Can Someone Help Me Figure This Out?

When I had my Episcopalian confirmation class in 1980-81, it covered quite a bit on the new 1979 prayer book, including a session on the three-year lectionary. Although it said the liturgy itself was modernized, patterned after Vatican II, and although it explained that the lectionary had a three-year cycle, nobody mentioned that this also came from Vatican II. From the start, I've been fascinated with the three-year lectionary, but I just assumed (always dangerous) that this was something Anglicans had taken from the pre-Reformation Church and had simply passed on as a good thing.

I learned much more recently that the three-year lectionary also comes from Vatican II, and the 1928 Book of Common Prayer had a one-year lectionary. I frankly can't imagine how anyone would think the three-year lectionary is a bad thing. As I pay more attention, for instance, I found the stress on the Lucan material that isn't in the other synoptics in the Year C just past was highly instructive. But nobody, Catholic or Anglican, mentions this as a good, and I've been reflecting on why the ELCA (and on research, a good many others) also went to the three-year lectionary at some point after Vatican II.

Hasn't this in fact been a great ecumenical step forward? How come nobody seems to notice?

But this brought me back to the issue Gavin Ashenden raised in the interview I quoted on Sunday. He sees the North American ordinariate as a liturgical movement based on Anglican "liturgical roots", by which he certainly means the 1928 BCP, although he makes it clear that the UK ordinariate is based on a clearer wish to become fully Catholic. But the more I look at Vatican II liturgical reforms, like mass in the vernacular with reveent but not archaic diction, choices in eucharistic prayers, and the three-year lectionary, the more I sense that the 1979 BCP was moving in a Catholic liturgical direction, on multiple fronts.

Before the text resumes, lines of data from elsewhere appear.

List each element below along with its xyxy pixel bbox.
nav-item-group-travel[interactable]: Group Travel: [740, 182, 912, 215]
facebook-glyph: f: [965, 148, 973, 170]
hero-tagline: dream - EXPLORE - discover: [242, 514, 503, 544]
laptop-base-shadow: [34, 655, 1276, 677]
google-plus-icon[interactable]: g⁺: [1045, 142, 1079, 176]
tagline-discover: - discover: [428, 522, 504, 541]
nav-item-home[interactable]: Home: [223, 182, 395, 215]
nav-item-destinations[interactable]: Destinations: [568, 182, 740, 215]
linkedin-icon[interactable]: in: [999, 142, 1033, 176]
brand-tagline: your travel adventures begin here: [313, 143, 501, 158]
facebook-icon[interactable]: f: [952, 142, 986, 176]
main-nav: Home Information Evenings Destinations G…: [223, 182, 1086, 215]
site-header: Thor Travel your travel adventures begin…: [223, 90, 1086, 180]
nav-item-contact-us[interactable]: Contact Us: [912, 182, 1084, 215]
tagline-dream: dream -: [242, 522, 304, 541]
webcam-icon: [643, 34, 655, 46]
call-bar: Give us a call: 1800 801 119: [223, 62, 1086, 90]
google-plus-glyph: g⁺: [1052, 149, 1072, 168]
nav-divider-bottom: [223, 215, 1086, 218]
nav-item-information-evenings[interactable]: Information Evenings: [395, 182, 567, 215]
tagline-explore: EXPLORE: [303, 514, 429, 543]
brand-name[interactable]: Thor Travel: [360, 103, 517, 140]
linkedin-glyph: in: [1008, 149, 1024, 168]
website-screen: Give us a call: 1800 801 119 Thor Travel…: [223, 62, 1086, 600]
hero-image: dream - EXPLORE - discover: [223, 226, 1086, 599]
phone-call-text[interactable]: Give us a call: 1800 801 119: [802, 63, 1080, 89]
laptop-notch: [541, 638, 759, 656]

So what was the source of objection among Episcopalian fringe factions to the 1979 prayer book revisions? As we've seen here repeatedly, the size of the dissident factions has always been overrated, and the "continuing" movement has steadily shrunk as the actuarial tables do their work. Among Episcopalians, the 1979 prayer book revisions are no longer controversial, and even when the ACNA left TEC, although it objected to gay bishops, it retained the 1979 BCP. I'm among a small group of Catholic converts that remain fans of the 1979 prayer book as well.

So who on earth had the bright idea of trying to attract Episcopalians to the Church by coming up with not one, but two successive prayer books that mimicked the 1928 BCP, including its archaic language and one-size-fits-all liturgy, when the mainstream Catholic Church had moved away from it? And again, I think of Bp Barron, whose erudite, thoughtful, and carefully written Letter to a Suffering Church somehow inexplicably fails to mention either Anglicanorum coetibus or Summorum Pontificum as potential sources of renewal.

The 1928 BCP is a totem. A visitor pointed me to a link at a conservative forum to a discussion of David Virtue's The Seduction of the Episcopal Church, in which the first post on the thread was someone (almost certainly an octogenarian) saying flatly, "They need to go back to the 1928 Book of Common Prayer", clearly implying that that's where everything started to go wrong. And David Virtue would, I think, certainly claim that among the clear errors in the 1979 prayer book would have been its move toward Popery.

So I've got to continue to think Anglicanorum coetibus has sent an incoherent message from the start. Why is the Church trying to attract Anglicans, when the line it's taking is based on a misunderstanding of the Anglican audience, and in fact it represents an attempt to reverse, if not entirely the substance, at least the productive style of Vatican II? Can someone help me figure this out?